Published by the American Society of Agricultural and Biological Engineers, St. Joseph, Michigan

Citation:  Paper number  131611113,  2013 Kansas City, Missouri, July 21 - July 24, 2013. (doi: @2013
Authors:   Weiming Cai, Nurhan Turgut Dunford, Ning Wang, Songming Zhu, Yongbo Wan, Yan Zhu
Keywords:   Automatic control system algae growth algae harvest algae bioreactor spectral data

Abstract. Various bioreactor designs have been investigated to grow microalgae and produce biomass. Efficient operation of a bioreactor requires close control of growth conditions which is possible through frequent data collection from the system. Manual sample collection and analyses are both laborious and relatively expensive. Development of an integrated real-time bioreactor monitoring and control system is important for making decisions with respect to nutrient delivery, biomass harvesting time, light and CO2 supply cycles and temperature to prevent economic losses during algae growth. In this study, an automated system was developed to monitor and control an algae bioreactor. The system which is controlled by a computer consists of a spectrophotometer, one circulating pump that is used to extract algae samples from the algae bioreactor to a pipeline, and two pumps that are used to replace a portion of the culture medium at its maximum cell concentration with fresh medium containing nutrients.
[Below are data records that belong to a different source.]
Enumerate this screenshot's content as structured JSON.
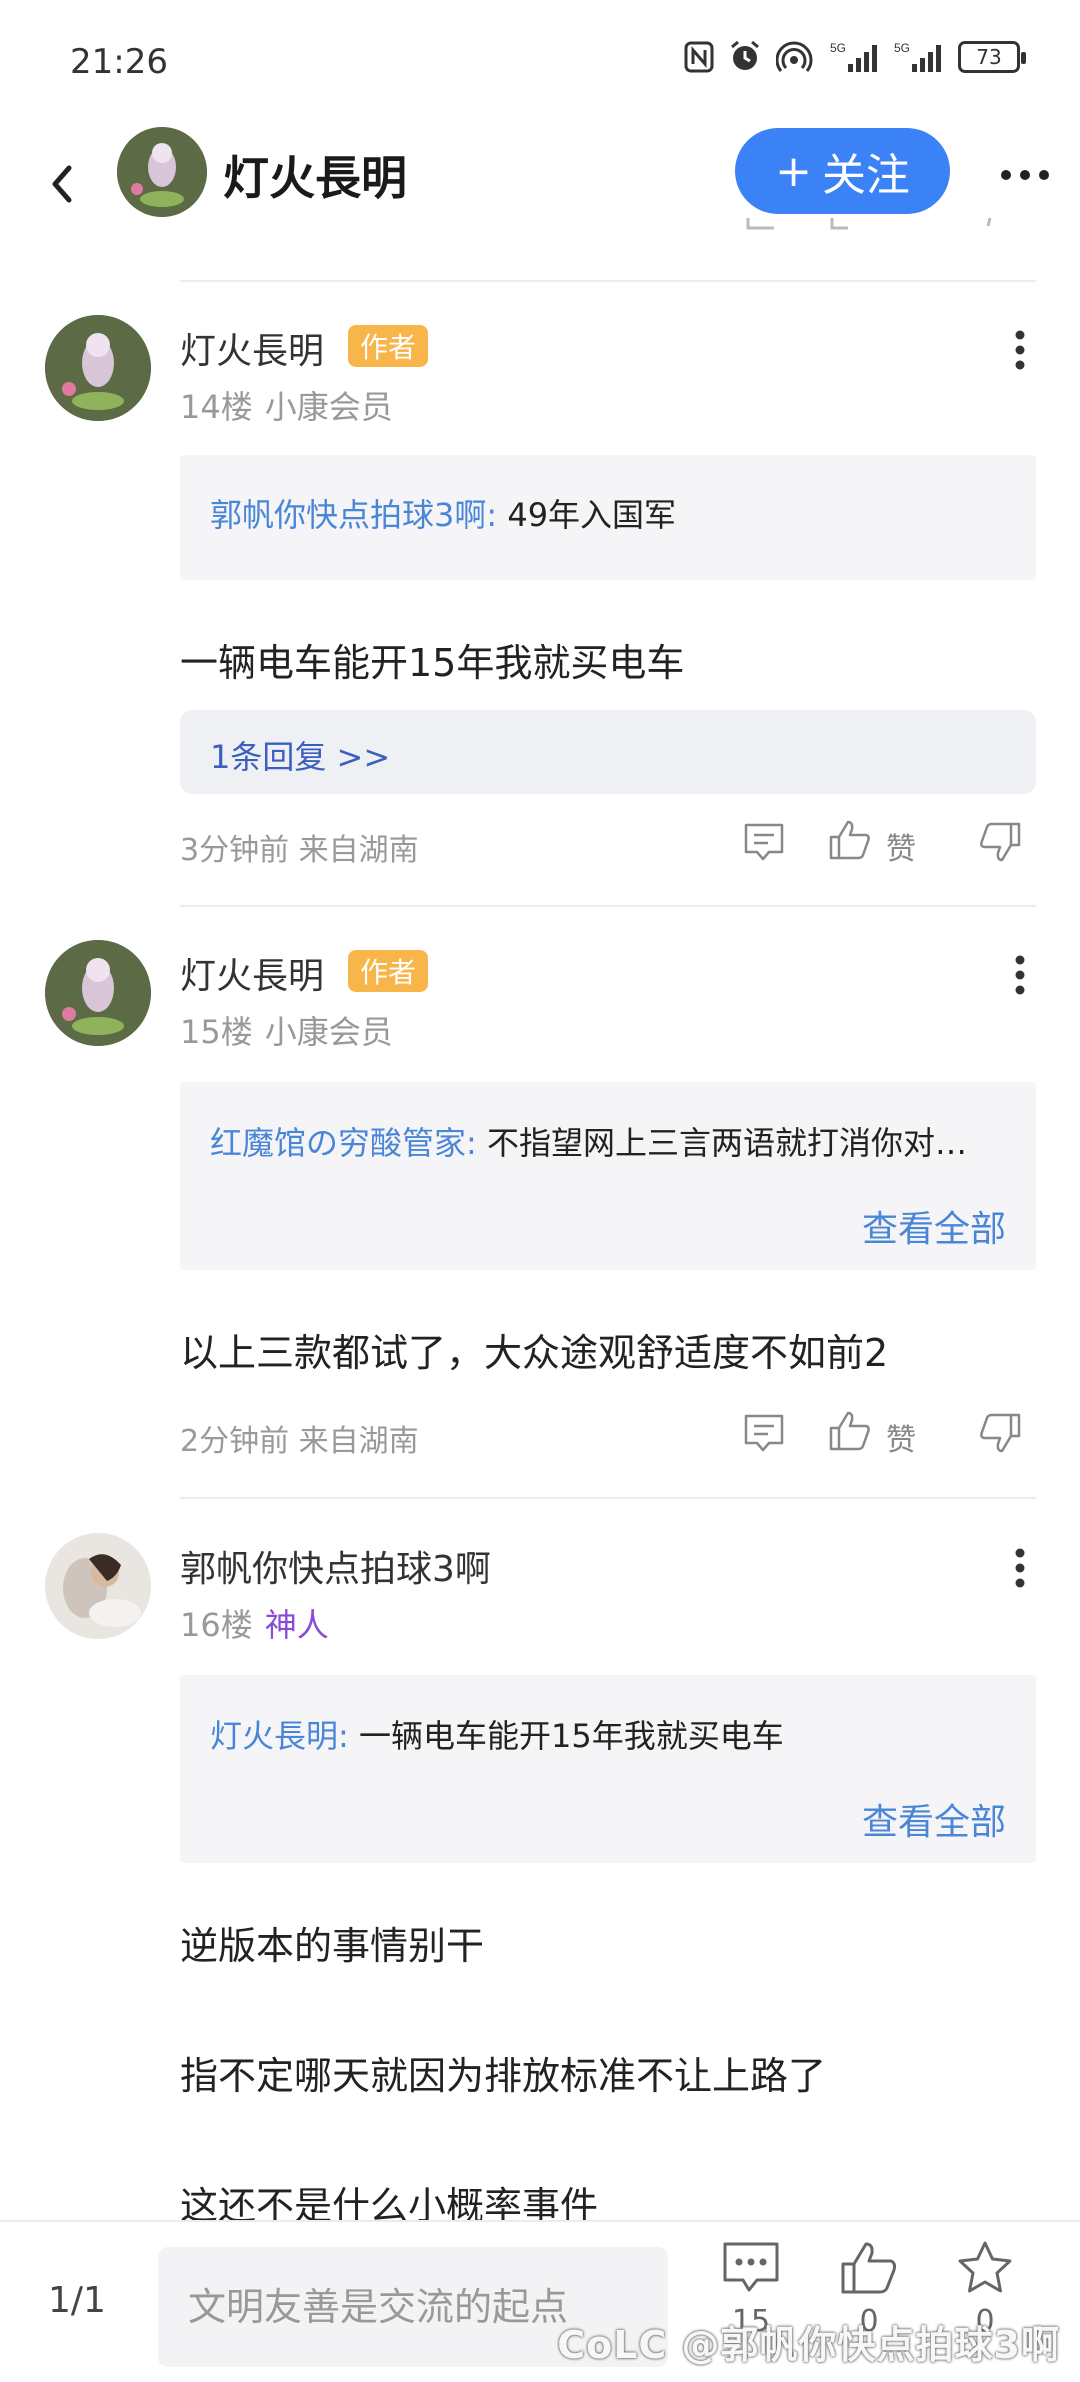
{
  "status_bar": {
    "time": "21:26",
    "battery": "73",
    "signal_1": "5G",
    "signal_2": "5G"
  },
  "header": {
    "title": "灯火長明",
    "follow_label": "关注",
    "follow_prefix": "+"
  },
  "posts": [
    {
      "username": "灯火長明",
      "badge": "作者",
      "floor": "14楼",
      "level": "小康会员",
      "quote_author": "郭帆你快点拍球3啊:",
      "quote_text": "49年入国军",
      "content": [
        "一辆电车能开15年我就买电车"
      ],
      "reply_link": "1条回复 >>",
      "meta": "3分钟前 来自湖南",
      "like_label": "赞"
    },
    {
      "username": "灯火長明",
      "badge": "作者",
      "floor": "15楼",
      "level": "小康会员",
      "quote_author": "红魔馆の穷酸管家:",
      "quote_text": "不指望网上三言两语就打消你对…",
      "view_all": "查看全部",
      "content": [
        "以上三款都试了，大众途观舒适度不如前2"
      ],
      "meta": "2分钟前 来自湖南",
      "like_label": "赞"
    },
    {
      "username": "郭帆你快点拍球3啊",
      "floor": "16楼",
      "level": "神人",
      "quote_author": "灯火長明:",
      "quote_text": "一辆电车能开15年我就买电车",
      "view_all": "查看全部",
      "content": [
        "逆版本的事情别干",
        "指不定哪天就因为排放标准不让上路了",
        "这还不是什么小概率事件"
      ]
    }
  ],
  "bottom_bar": {
    "page": "1/1",
    "input_placeholder": "文明友善是交流的起点",
    "comment_count": "15",
    "like_count": "0",
    "favorite_count": "0",
    "watermark": "@郭帆你快点拍球3啊",
    "watermark_logo": "CoLC"
  },
  "colors": {
    "accent": "#3b82f6",
    "badge": "#f7b54a",
    "link": "#4a86d8",
    "level_purple": "#8a4bd6"
  }
}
A computer program was developed to collect spectral data from the bioreactor in real time. Mathematical model describing relationships between spectral data and biomass concentration have also been developed for Picochlorum oklahomensis (PO) microalgae strain. Such an automated culture growth system allows us to run a bioreactor in a semi-continuous mode of operation and minimize microbial contamination during sampling, harvesting and nutrient addition to the system.